A single dose of haloperidol decanoate induces short-term hippocampal neuroinflammation: focus on the glial response.

Abstract

Background: Haloperidol is a widely used antipsychotic for the treatment of neuropsychiatric disorders, the pathophysiology of which may involve hippocampal alterations. Hippocampus is affected by long-term use of the drug, but the effects of acute doses on the hippocampus remain unclear. The present study investigated whether a single dose of haloperidol decanoate could induce short-term hippocampal neuroinflammation and changes in cholinergic, glutamatergic and redox homeostasis in adult rats, focusing on the glial response.

Methods: Male Wistar rats (60 days old) received a single intramuscular injection of haloperidol decanoate (38 mg/kg) or vehicle. After 7 days, hippocampal tissue was used to assess gene expression of inflammatory mediators, glutamate transporters, and transcriptional factors that regulate neuroinflammation. The enzymatic activities of acetylcholinesterase (AChE), glutamine synthetase (GS), and glutathione peroxidase (GPx), and glutamate uptake and reduced glutathione (GSH) levels were also determined.

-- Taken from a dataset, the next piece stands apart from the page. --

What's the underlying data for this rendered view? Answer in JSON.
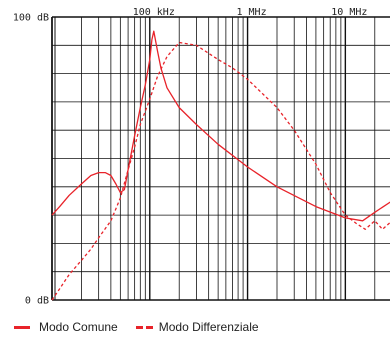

Results: Haloperidol decanoate increased the gene expression of pro-inflammatory cytokines, cyclooxygenase-2 (COX-2), and inducible nitric oxide synthase (iNOS). Moreover, downregulation of the transcriptional factor erythroid 2-related factor 2 (Nrf2) and the peroxisome proliferator-activated receptor-gamma coactivator (PGC-1α) was observed. In contrast, nuclear factor κB (NFκB) transcriptional levels remained unchanged. Haloperidol also increased glutamate uptake, the glutamate transporter GLAST gene expression, and the AChE and GPx activities.

Conclusions: Our findings show that a single dose of haloperidol decanoate induces short-term hippocampal neuroinflammation and changes in glial parameters, highlighting the need for future adjuvant glioprotective strategies that can attenuate these effects.